Clarice Lispector nasceu em Chechelnyk (Ucrânia) em 10 de dezembro de 1920. Ela é uma das escritoras e uma das poetisas brasileiras mais amadas do século XX. Com seu olhar profundo sobre as questões da vida, Clarice conhecia como poucos a natureza da alma humana e, sabendo descrevê-la com seu talento literário, tornou-se um ícone da literatura brasileira e teve obras traduzidas em diversas línguas. Vamos saber sobre ela?

A dura vida de Clarice Lispector

Filha de judeus russos, Clarice foge da Guerra Civil Russa com sua família na década de 1910. Entre os percalços da vida em um país em guerra (sua mãe fora estuprada por soldados e contraiu sífilis) a família Lispector consegue em 1922 emigrar legalmente para o Brasil.
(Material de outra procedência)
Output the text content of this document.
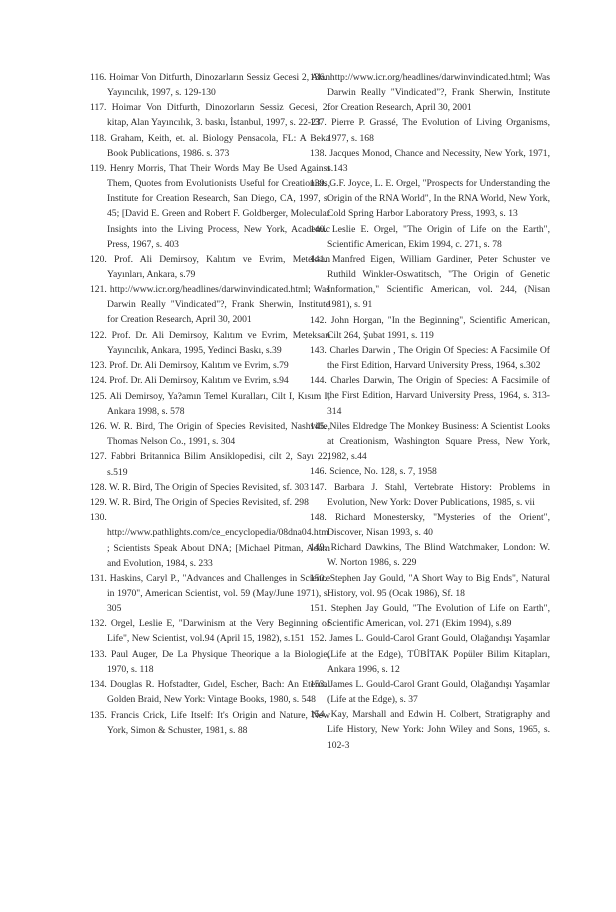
116. Hoimar Von Ditfurth, Dinozarların Sessiz Gecesi 2, Alan Yayıncılık, 1997, s. 129-130

117. Hoimar Von Ditfurth, Dinozorların Sessiz Gecesi, 2. kitap, Alan Yayıncılık, 3. baskı, İstanbul, 1997, s. 22-23

118. Graham, Keith, et. al. Biology Pensacola, FL: A Beka Book Publications, 1986. s. 373

119. Henry Morris, That Their Words May Be Used Against Them, Quotes from Evolutionists Useful for Creationists, Institute for Creation Research, San Diego, CA, 1997, s. 45; [David E. Green and Robert F. Goldberger, Molecular Insights into the Living Process, New York, Academic Press, 1967, s. 403

120. Prof. Ali Demirsoy, Kalıtım ve Evrim, Meteksan Yayınları, Ankara, s.79

121. http://www.icr.org/headlines/darwinvindicated.html; Was Darwin Really "Vindicated"?, Frank Sherwin, Institute for Creation Research, April 30, 2001

122. Prof. Dr. Ali Demirsoy, Kalıtım ve Evrim, Meteksan Yayıncılık, Ankara, 1995, Yedinci Baskı, s.39

123. Prof. Dr. Ali Demirsoy, Kalıtım ve Evrim, s.79

124. Prof. Dr. Ali Demirsoy, Kalıtım ve Evrim, s.94

125. Ali Demirsoy, Ya?amın Temel Kuralları, Cilt I, Kısım I, Ankara 1998, s. 578

126. W. R. Bird, The Origin of Species Revisited, Nashville, Thomas Nelson Co., 1991, s. 304

127. Fabbri Britannica Bilim Ansiklopedisi, cilt 2, Sayı 22, s.519

128. W. R. Bird, The Origin of Species Revisited, sf. 303

129. W. R. Bird, The Origin of Species Revisited, sf. 298

130. http://www.pathlights.com/ce_encyclopedia/08dna04.htm; Scientists Speak About DNA; [Michael Pitman, Adam and Evolution, 1984, s. 233

131. Haskins, Caryl P., "Advances and Challenges in Science in 1970", American Scientist, vol. 59 (May/June 1971), s. 305

132. Orgel, Leslie E, "Darwinism at the Very Beginning of Life", New Scientist, vol.94 (April 15, 1982), s.151

133. Paul Auger, De La Physique Theorique a la Biologie, 1970, s. 118

134. Douglas R. Hofstadter, Gıdel, Escher, Bach: An Eternal Golden Braid, New York: Vintage Books, 1980, s. 548

135. Francis Crick, Life Itself: It's Origin and Nature, New York, Simon & Schuster, 1981, s. 88

136. http://www.icr.org/headlines/darwinvindicated.html; Was Darwin Really "Vindicated"?, Frank Sherwin, Institute for Creation Research, April 30, 2001

137. Pierre P. Grassé, The Evolution of Living Organisms, 1977, s. 168

138. Jacques Monod, Chance and Necessity, New York, 1971, s.143

139. G.F. Joyce, L. E. Orgel, "Prospects for Understanding the Origin of the RNA World", In the RNA World, New York, Cold Spring Harbor Laboratory Press, 1993, s. 13

140. Leslie E. Orgel, "The Origin of Life on the Earth", Scientific American, Ekim 1994, c. 271, s. 78

141. Manfred Eigen, William Gardiner, Peter Schuster ve Ruthild Winkler-Oswatitsch, "The Origin of Genetic Information," Scientific American, vol. 244, (Nisan 1981), s. 91

142. John Horgan, "In the Beginning", Scientific American, Cilt 264, Şubat 1991, s. 119

143. Charles Darwin , The Origin Of Species: A Facsimile Of the First Edition, Harvard University Press, 1964, s.302

144. Charles Darwin, The Origin of Species: A Facsimile of the First Edition, Harvard University Press, 1964, s. 313-314

145. Niles Eldredge The Monkey Business: A Scientist Looks at Creationism, Washington Square Press, New York, 1982, s.44

146. Science, No. 128, s. 7, 1958

147. Barbara J. Stahl, Vertebrate History: Problems in Evolution, New York: Dover Publications, 1985, s. vii

148. Richard Monestersky, "Mysteries of the Orient", Discover, Nisan 1993, s. 40

149. Richard Dawkins, The Blind Watchmaker, London: W. W. Norton 1986, s. 229

150. Stephen Jay Gould, "A Short Way to Big Ends", Natural History, vol. 95 (Ocak 1986), Sf. 18

151. Stephen Jay Gould, "The Evolution of Life on Earth", Scientific American, vol. 271 (Ekim 1994), s.89

152. James L. Gould-Carol Grant Gould, Olağandışı Yaşamlar (Life at the Edge), TÜBİTAK Popüler Bilim Kitapları, Ankara 1996, s. 12

153. James L. Gould-Carol Grant Gould, Olağandışı Yaşamlar (Life at the Edge), s. 37

154. Kay, Marshall and Edwin H. Colbert, Stratigraphy and Life History, New York: John Wiley and Sons, 1965, s. 102-3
Seus nomes foram abrasileirados quando aqui chegaram em Maceió, e assim nasceu de Chaya Pinkhasovna Lispector, seu nome de origem, a Clarice Lispector que conhecemos hoje.

Clarice se autodenominava totalmente brasileira pois, tendo chegado muito pequena aqui (aos 2 anos de idade) ela dizia que “naquela terra (Ucrânia) eu literalmente nunca pisei: fui carregada de colo”. A escritora dizia ter chegado aos dois meses de idade, mas a documentação da família atesta outra datação.

De Maceió, a família de Clarice se transferiu para o Recife e depois para o Rio de Janeiro, onde se estabeleceram. Clarice perdeu sua mãe aos 8 anos e seu pai aos 20. Formou-se em Direito pela UFRJ e começou sua carreira como escritora fazendo incialmente traduções.

Clarice foi casada com o diplomata Maury Gurgel Valente com o qual teve 2 filhos, Pedro Lispector Valente e Paulo Lispector Valente. O primogênito do casal, Pedro, foi diagnosticado com esquizofrenia quando adolescente. Era um menino de comportamento muito agressivo, tendo sido internado recorrentemente e enfrentado todo tipo de tratamento psicológico e psiquiátrico. Clarice se separou de Maury que, por questões profissionais, estava sempre viajando com a família e a escritora preferiu cuidar do filho e da própria carreira sem as idas e vindas que deixavam seu filho cada vez mais agitado, tendo que fazer sempre novos amigos, mudar sempre de escola, etc.

Um dia antes de seu 57° aniversário, Clarice morre em 9 de dezembro de 1977, em decorrência de um câncer de ovário detectado tardiamente.

Como se percebe, a vida de Clarice não foi um mar de rosas e, talvez todo o seu sofrimento tenha lhe ajudado a desenvolver ainda mais o seu talento de mergulhadora da natureza humana. Poucos escritores conseguiram desvendar tão bem todos os medos, anseios, alegrias, enfim, toda a complexidade da natureza humana como o fez Clarice.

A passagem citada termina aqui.